We are much in Shapiro's debt for acknowledging what most laypeople consider obvious: that authorship does matter and that the pros' taboo against talking about it has a downside. We are in Shapiro's debt for shrugging off protests from colleagues that he was wasting his time or else defecting to the dark side. We are also in his debt for a fresh, surprisingly sympathetic look at the Dark Siders themselves, for his keen eye for shaky assumptions that the Dark Siders picked up from the old establishment pros like Malone, and for his fresh, sprightly use of textual and documentary evidence to reconnect Shakespeare with the canon.
Will Shapiro change anyone's mind? Probably not. The case for the claimants seems beyond recovery, yet few of the entrenched deniers seem bothered even by new evidence. Will even the Shakespeare establishment thank Shapiro for his landmark reaffirmation of orthodoxy? It's doubtful. "Contested Will" is certain to have a very wide, admiring audience, but the establishment is also entrenched — and limited in its influence on the public. It stopped treating Shakespeare as a demigod at least 40 years ago and started treating him as a "dead white male," even a bit of a bore as compared, say, with Rigoberta Menchú. The establishment has also categorically tabooed the authorship question — but the public seems not to have noticed or cared.
There are signs, though, that the establishment, no less than the deniers, has begun to rearrange its trenches, in several ways: more openness to new methods, more openness to co-authorship, less willingness to say it really doesn't matter which is which.
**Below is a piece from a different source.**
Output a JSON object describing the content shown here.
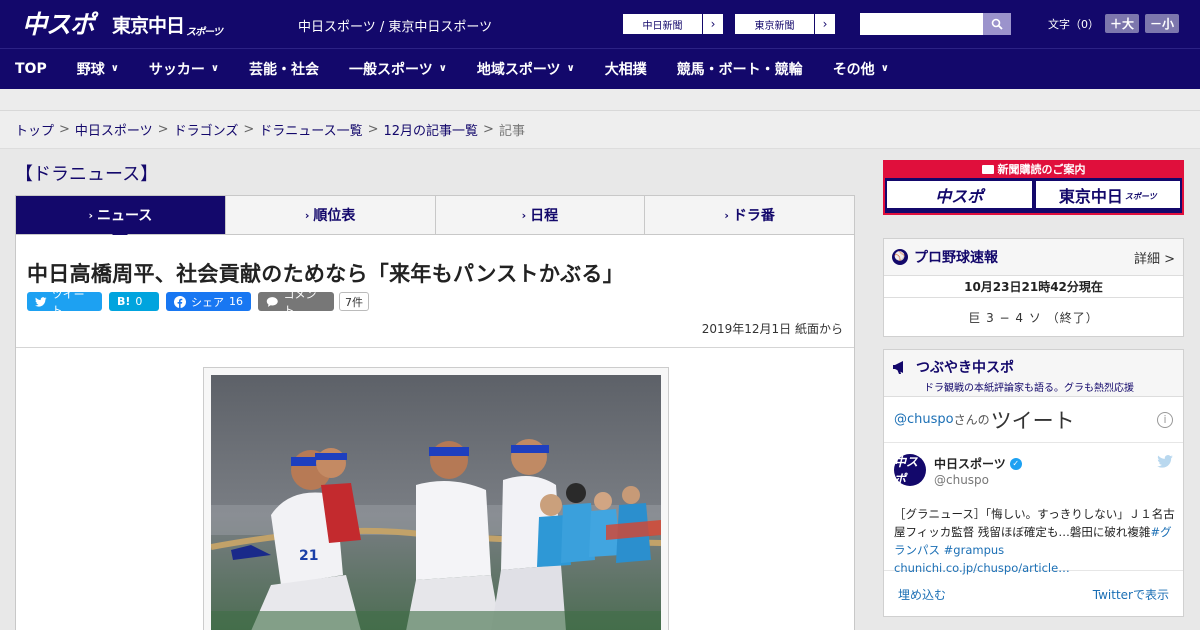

All these trends are for the better, and "Contested Will" seems destined to continue to expand them. Shapiro's walk on the dark side has brought to it a lot of new light, yet still shown, at the end, that the deniers are on the wrong track. Whether this will slow or deflect them remains to be seen.
Elliott is the Burnet C. Wohlford professor of American Political Institutions at Claremont McKenna College and a former advisor of the Claremont Shakespeare Clinic, in which student-led teams use computer analysis to assess a variety of Shakespeare claimants.